Governo quer que trabalhador equilibre o tempo gasto no serviço e com a vida pessoal

(Foto: Osny Arashiro/IPC)

Desde o dia 1º de abril, a lei japonesa garante acréscimo de 50% ao valor recebido por horas extras (zangyoo) que excederem o teto de 60 horas mensais. Antes, não existia essa diferenciação. A mudança, aprovada pelo Parlamento japonês em dezembro de 2008, faz parte da reforma trabalhista promovida pelo Ministério da Saúde, Trabalho e Bem-Estar Social. Por enquanto, a lei não abrange pequenas e médias empresas, mas será estudada a extensão para esses setores dentro de três anos (veja no quadro como classificar as empresas).

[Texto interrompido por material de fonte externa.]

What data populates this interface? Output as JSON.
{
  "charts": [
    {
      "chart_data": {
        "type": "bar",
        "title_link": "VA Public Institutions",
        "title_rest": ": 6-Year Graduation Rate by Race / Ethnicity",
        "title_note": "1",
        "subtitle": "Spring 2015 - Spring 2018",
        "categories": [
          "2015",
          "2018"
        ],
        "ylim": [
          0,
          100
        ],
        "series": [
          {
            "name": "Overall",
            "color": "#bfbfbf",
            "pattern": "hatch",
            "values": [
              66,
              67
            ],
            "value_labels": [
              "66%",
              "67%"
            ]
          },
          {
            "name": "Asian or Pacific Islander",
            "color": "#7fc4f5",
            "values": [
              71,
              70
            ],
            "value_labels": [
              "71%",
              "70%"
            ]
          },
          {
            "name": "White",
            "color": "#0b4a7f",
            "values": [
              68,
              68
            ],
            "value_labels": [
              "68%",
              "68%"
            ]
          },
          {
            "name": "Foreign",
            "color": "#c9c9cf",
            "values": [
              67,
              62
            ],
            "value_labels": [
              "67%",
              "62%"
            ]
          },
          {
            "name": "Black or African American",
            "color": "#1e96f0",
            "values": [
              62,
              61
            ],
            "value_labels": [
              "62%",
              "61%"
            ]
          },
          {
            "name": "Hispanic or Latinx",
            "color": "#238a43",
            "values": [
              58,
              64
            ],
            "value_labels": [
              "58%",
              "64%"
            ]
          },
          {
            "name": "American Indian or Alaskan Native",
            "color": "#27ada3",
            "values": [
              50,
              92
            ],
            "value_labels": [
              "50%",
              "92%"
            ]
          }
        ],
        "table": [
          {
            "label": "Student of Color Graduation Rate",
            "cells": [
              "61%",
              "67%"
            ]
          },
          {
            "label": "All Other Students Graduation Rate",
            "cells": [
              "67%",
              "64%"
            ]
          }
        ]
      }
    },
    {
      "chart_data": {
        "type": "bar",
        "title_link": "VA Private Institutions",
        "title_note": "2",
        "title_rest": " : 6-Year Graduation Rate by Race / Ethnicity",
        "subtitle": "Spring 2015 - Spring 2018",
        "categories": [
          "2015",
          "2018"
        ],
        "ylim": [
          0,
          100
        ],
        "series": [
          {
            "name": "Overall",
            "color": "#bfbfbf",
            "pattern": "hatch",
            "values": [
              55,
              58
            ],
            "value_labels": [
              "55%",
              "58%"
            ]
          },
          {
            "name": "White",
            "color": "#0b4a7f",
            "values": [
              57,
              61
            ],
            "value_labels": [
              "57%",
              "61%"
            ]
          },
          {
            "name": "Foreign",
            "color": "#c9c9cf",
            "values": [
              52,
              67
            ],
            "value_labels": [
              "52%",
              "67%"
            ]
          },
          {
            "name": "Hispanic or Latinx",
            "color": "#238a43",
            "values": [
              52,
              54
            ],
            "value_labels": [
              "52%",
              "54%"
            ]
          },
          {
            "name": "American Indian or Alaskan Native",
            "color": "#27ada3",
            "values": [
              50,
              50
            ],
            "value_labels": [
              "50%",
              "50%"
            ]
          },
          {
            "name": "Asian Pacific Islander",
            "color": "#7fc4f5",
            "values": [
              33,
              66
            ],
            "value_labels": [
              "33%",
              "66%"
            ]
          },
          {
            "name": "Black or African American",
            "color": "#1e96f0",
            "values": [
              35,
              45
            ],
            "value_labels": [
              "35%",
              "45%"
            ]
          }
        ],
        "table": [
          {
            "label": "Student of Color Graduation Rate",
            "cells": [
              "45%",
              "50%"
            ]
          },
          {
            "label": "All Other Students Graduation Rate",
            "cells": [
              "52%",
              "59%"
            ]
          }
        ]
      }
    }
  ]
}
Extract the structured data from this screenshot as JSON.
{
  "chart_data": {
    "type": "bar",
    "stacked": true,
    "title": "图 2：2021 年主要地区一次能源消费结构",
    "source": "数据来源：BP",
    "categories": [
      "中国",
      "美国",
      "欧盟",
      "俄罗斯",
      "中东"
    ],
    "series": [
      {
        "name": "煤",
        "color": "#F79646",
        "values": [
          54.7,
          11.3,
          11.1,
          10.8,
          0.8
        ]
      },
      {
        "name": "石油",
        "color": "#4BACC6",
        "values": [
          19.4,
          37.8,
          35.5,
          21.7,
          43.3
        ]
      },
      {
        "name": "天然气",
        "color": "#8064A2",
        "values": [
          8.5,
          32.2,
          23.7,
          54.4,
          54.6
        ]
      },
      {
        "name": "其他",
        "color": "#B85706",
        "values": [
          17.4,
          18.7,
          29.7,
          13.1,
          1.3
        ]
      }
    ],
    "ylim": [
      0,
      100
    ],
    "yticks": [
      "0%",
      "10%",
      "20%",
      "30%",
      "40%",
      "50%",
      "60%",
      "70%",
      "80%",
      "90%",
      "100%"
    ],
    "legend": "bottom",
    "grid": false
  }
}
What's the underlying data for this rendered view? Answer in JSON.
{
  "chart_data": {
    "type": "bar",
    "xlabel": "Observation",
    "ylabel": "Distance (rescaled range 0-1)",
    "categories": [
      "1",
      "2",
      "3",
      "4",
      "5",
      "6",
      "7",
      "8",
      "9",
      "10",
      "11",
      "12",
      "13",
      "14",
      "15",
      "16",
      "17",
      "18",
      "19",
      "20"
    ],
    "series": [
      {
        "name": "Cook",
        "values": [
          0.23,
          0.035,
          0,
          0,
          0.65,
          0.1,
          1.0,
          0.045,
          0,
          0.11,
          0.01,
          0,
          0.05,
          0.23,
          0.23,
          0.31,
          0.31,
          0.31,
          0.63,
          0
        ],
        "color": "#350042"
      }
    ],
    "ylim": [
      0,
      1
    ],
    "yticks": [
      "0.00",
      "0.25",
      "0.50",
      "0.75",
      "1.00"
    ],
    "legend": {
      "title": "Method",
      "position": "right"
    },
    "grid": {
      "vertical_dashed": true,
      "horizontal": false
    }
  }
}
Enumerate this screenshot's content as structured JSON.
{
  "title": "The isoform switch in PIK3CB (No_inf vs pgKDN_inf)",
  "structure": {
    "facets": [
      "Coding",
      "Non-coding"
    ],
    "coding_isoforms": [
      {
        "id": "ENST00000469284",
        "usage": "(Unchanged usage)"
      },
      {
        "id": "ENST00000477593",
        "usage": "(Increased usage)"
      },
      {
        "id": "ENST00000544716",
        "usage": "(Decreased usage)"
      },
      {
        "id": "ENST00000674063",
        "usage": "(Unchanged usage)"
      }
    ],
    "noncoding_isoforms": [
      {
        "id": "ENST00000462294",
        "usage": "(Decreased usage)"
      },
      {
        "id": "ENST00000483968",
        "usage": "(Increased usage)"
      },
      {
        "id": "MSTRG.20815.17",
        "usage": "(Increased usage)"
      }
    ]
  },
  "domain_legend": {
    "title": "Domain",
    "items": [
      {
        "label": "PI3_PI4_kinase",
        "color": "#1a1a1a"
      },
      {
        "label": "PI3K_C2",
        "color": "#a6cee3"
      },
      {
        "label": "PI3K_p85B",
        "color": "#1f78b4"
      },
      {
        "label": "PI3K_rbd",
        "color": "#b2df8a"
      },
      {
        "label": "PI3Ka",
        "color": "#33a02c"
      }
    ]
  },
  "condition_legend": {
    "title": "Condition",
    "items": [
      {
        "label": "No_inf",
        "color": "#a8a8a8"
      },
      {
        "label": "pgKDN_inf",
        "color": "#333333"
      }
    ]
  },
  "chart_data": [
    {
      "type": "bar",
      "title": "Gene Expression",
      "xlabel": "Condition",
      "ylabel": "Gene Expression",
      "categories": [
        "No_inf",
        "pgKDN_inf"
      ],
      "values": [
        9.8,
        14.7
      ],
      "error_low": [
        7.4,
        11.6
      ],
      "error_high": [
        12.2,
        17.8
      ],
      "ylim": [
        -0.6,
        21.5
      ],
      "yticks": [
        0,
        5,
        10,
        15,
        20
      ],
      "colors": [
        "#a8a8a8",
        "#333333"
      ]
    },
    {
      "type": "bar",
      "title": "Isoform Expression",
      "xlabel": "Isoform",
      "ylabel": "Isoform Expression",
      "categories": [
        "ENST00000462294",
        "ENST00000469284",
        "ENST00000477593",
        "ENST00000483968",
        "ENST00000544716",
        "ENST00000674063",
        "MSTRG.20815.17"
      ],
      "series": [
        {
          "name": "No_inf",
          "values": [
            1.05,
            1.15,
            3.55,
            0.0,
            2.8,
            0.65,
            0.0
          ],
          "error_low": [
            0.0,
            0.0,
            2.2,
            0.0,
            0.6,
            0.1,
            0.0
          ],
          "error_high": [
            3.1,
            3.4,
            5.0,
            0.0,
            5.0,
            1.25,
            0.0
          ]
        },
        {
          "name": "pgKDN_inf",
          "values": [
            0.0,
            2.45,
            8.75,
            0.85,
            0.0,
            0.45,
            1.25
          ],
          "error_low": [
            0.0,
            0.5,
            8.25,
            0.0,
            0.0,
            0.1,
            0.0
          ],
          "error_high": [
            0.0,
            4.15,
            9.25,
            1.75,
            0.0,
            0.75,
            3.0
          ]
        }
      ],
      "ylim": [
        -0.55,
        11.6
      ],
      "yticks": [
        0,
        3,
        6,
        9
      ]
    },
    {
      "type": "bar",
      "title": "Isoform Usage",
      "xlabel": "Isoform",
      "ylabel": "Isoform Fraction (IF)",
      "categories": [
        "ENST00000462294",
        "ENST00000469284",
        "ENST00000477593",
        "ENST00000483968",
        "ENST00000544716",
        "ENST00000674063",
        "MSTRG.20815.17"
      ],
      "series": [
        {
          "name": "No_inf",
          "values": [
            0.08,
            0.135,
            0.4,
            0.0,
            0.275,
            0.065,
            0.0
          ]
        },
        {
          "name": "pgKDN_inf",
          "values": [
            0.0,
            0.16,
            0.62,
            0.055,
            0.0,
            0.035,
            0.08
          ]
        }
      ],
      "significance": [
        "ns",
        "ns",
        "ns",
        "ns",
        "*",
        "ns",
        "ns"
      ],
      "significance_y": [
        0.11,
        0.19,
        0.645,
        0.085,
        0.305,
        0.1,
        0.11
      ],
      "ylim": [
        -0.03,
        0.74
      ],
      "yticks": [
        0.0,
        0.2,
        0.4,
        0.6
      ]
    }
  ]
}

Segundo o governo, o objetivo é forçar a redução da jornada de trabalho, garantir a saúde dos trabalhadores e promover o equilíbrio entre o tempo gasto com a vida pessoal e o trabalho. Uma pesquisa do Ministério dos Assuntos Internos e das Comunicações mostrou que 10% dos trabalhadores têm jornada de trabalho de mais de 60 horas semanais. Desse total, 20% são homens na faixa de 30 anos de idade com filhos.

As horas extras que excederem o teto de 60 horas por mês também podem ser trocadas por dias de folga ou redução da jornada diária, com possibilidade de flexibilizar o horário de trabalho, para chegar mais tarde ou sair mais cedo do serviço. No entanto, caso o trabalhador não consiga tirar a folga, o empregador terá de pagar os 50%.

Nos últimos meses, o Japão registrou aumento no pagamento de horas extras, o que tem impacto no desemprego. Em vez de contratar, os empregadores pedem aos funcionários que permaneçam mais tempo no trabalho, eliminando assim, a criação de vagas. Essa medida evita o aumento de gastos na folha de pagamento. Mas pode desgastar os funcionários que, cansados, são menos eficientes e acabam se envolvendo em acidentes de trabalho ou desentendimentos com colegas e superiores provocados por estresse.

Situações comuns

Segundo Kiyoshi Ochi, que trabalha com assessoria e consultas em casos trabalhistas há 15 anos, problemas no pagamento de horas extras podem ser resolvidos diretamente no Escritório de Inspeção de Normas Trabalhistas (Roodoo Kijun Kantokusho) mais próximo. “Os funcionários do centro vão ligar e cobrar uma posição da empresa envolvida”, explica. Ochi afirma que já auxiliou casos de brasileiros que fizeram horas extras, mas não tinham contrato assinado. “Se a pessoa aceitou um acordo verbal e foi lesada no pagamento, não adianta reclamar porque foi cúmplice”, admite.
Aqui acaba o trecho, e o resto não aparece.